Experts in both the development and production of vaccines say the mRNA vaccines involve fewer steps, fewer ingredients and less physical capacity than traditional vaccines. Companies in Africa, South America and parts of Asia already have much of what they need to make them; the technology specific to the mRNA production process can be delivered as a ready-to-use modular kit. 10 candidates to produce mRNA Covid vaccines are in six countries on three continents. The key criteria include existing facilities, human capital, the regulatory system for medicines and the political and economic climate.

Across the developing world, hundreds of millions of people are unable to get a vaccine to protect themselves from the ravages of Covid-19, and millions of them have already become infected and died.

Depending on wealthy nations to donate billions of doses is not working, public health experts say. The solution, many now believe, is for the countries to do something that the big American mRNA vaccine makers say is not feasible: Manufacture the gold-standard mRNA shots themselves.

Despite mounting pressure, the chief executives of Moderna and Pfizer have declined to license their mRNA technology in developing countries, arguing it makes no sense to do so. They say that the process is too complex, that it would be too time- and labor- intensive to establish facilities that could do it, and that they cannot spare the staff because of the urgent need to maximize production at their own network of facilities.

“You cannot go hire people who know how to make mRNA: Those people don’t exist,” the chief executive of Moderna, Stéphane Bancel, told analysts.

But public health experts in both rich and poor countries argue that expanding production to the regions most in need is not only possible, it is essential for safeguarding the world against dangerous variants of the virus and ending the pandemic.

Setting up mRNA manufacturing operations in other countries should start immediately, said Tom Frieden, the former director of the Centers for Disease Control and Prevention in the United States, adding: “They are our insurance policy against variants and production failure” and “absolutely can be produced in a variety of settings.”

The vaccine needs of poorer countries were supposed to be met through Covax, a multinational body meant to facilitate global vaccine distribution — but donations have been slow and limited. Wealthier countries have locked up the supply. Just 4 percent of people in low-income countries are fully vaccinated.
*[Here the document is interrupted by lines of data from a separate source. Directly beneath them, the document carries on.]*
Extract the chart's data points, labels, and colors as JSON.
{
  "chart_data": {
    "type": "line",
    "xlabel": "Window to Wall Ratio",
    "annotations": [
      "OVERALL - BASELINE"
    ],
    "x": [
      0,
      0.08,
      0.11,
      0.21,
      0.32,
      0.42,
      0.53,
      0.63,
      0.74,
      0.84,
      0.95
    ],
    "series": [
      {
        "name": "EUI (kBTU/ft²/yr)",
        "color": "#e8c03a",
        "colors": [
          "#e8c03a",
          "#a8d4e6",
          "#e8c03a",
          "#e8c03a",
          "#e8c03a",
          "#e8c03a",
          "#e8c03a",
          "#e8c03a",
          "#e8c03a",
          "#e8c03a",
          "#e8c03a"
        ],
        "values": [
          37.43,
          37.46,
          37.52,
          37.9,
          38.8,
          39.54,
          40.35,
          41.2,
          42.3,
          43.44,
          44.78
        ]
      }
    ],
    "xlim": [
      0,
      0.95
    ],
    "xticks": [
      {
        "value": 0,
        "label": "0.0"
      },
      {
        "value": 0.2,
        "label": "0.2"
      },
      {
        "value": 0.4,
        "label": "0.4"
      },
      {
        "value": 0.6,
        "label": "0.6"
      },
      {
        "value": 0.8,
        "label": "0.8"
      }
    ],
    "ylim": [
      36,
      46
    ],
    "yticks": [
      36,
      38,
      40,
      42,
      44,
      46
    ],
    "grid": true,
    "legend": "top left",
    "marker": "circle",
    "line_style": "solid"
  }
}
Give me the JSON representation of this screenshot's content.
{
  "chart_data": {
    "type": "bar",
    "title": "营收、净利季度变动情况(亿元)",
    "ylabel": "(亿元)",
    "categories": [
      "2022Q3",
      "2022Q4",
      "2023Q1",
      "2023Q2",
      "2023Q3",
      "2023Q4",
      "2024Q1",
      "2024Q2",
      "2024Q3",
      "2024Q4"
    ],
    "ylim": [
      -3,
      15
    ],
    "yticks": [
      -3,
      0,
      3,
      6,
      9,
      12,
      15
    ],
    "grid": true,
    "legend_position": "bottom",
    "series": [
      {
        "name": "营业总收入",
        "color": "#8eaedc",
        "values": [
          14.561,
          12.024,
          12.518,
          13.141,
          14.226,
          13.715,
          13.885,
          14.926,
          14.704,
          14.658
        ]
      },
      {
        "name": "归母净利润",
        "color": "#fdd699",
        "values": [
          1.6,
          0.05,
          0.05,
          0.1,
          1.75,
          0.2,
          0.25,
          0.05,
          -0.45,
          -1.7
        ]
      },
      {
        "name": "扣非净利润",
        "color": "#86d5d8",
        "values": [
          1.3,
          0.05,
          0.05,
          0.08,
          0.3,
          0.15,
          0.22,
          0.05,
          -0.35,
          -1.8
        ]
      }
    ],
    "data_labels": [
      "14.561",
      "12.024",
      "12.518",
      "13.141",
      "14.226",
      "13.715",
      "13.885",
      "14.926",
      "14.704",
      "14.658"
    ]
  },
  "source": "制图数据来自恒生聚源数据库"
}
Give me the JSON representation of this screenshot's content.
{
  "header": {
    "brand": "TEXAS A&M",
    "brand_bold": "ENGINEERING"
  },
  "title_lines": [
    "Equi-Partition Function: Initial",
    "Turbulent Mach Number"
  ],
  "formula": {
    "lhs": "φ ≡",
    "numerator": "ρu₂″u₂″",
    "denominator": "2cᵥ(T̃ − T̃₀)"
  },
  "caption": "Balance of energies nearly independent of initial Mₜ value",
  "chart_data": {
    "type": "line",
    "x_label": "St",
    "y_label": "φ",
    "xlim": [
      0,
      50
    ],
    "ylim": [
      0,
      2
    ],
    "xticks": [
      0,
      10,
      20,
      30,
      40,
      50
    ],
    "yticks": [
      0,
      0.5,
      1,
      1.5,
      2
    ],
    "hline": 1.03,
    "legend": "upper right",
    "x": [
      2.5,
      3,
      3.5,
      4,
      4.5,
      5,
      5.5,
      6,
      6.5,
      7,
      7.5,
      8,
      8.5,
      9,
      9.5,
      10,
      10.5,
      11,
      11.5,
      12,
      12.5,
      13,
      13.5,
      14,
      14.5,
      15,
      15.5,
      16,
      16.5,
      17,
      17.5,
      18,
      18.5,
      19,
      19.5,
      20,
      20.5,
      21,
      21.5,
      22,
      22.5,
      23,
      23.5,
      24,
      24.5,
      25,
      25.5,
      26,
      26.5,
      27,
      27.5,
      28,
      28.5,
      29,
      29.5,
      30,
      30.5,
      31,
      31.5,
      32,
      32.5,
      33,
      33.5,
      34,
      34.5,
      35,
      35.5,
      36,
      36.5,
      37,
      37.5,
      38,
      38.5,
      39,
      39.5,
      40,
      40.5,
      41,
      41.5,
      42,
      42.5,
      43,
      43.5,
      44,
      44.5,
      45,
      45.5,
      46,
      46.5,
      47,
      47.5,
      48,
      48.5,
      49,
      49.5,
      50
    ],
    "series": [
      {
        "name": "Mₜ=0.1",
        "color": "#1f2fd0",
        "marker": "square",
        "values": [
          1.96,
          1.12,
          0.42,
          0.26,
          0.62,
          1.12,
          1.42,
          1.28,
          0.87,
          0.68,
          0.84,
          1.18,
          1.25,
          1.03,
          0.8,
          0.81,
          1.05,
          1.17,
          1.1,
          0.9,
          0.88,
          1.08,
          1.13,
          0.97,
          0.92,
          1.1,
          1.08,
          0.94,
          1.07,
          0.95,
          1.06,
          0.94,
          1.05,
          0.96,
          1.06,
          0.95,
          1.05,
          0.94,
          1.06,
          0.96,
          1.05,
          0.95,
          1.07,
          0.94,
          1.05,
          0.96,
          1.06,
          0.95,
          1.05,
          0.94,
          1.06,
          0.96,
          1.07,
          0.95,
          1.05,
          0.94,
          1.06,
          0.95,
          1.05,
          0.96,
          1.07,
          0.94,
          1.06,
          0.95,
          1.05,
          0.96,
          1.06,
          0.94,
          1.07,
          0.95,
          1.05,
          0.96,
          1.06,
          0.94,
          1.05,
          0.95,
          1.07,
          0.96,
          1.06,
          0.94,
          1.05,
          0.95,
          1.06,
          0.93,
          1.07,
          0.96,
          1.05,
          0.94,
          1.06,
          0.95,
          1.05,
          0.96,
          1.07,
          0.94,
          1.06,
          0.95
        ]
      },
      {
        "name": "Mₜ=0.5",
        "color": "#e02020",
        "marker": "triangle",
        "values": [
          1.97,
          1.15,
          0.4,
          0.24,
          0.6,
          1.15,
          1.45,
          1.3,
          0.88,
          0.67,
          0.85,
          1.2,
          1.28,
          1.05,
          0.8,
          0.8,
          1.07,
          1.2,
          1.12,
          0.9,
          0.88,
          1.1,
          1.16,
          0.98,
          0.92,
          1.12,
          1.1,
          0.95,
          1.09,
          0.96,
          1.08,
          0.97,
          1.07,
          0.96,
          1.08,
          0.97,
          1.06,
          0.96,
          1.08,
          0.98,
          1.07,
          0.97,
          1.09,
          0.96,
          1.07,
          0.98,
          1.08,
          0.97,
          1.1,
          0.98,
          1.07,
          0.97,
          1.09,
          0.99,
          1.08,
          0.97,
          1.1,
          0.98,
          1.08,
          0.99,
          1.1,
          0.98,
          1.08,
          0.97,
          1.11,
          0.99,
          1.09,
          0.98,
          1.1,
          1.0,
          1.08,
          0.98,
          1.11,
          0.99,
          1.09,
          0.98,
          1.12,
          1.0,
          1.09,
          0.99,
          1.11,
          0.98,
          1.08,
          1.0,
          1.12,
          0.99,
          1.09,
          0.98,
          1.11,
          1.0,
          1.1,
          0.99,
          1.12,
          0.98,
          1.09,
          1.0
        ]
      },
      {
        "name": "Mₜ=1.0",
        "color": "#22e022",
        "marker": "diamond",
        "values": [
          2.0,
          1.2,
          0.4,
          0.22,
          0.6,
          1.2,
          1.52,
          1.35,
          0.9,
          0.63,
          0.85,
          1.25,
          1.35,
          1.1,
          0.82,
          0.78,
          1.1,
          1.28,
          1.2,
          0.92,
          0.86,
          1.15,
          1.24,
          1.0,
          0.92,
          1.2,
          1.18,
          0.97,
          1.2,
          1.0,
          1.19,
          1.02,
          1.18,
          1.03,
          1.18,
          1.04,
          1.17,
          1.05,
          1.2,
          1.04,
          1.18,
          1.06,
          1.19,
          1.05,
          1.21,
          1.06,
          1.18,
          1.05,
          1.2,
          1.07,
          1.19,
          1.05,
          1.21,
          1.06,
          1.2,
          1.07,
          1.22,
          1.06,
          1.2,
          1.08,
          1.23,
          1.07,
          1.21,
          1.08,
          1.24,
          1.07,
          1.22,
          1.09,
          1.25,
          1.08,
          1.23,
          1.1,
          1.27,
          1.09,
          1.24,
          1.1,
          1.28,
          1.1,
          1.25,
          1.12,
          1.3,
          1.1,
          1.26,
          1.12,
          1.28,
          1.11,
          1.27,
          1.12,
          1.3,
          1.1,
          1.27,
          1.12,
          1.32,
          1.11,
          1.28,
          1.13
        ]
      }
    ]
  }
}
Experts in both the development and production of vaccines say the mRNA vaccines involve fewer steps, fewer ingredients and less physical capacity than traditional vaccines. Companies in Africa, South America and parts of Asia already have much of what they would need to make them, they say; the technology specific to the mRNA production process can be delivered as a ready-to-use modular kit.

Most estimates put the cost of setting up production at $100 million to $200 million. A few large pharmaceutical producers in developing countries have these funds at hand; others would need loans or investors. The U.S. International Development Finance Corporation and the International Finance Corporation both have billions of dollars in funding available for this kind of project, as low-interest loans or a share of equity.

The New York Times interviewed dozens of executives and scientists at vaccine, drug and biotechnology companies across the developing world and from those conversations, found 10 strong candidates to produce mRNA Covid vaccines in six countries on three continents. The key criteria include existing facilities, human capital, the regulatory system for medicines and the political and economic climate.

Those companies include the Serum Institute of India, the world’s largest vaccine maker; Gennova Biopharmaceuticals in Pune, India; Biological E in Hyderabad, India; BioNet-Asia, a Thai drug maker; Aspen Pharmacare in Durban, South Africa; Biovac Institute of Cape Town; Bio-Manguinhos, the immunobiology arm of a venerated Brazilian public health research organization; Instituto Butantan, a renowned scientific research institute in São Paulo, Brazil; Singerium Biotech, based in Argentina; and BioFarma, a large state-owned company in Indonesia.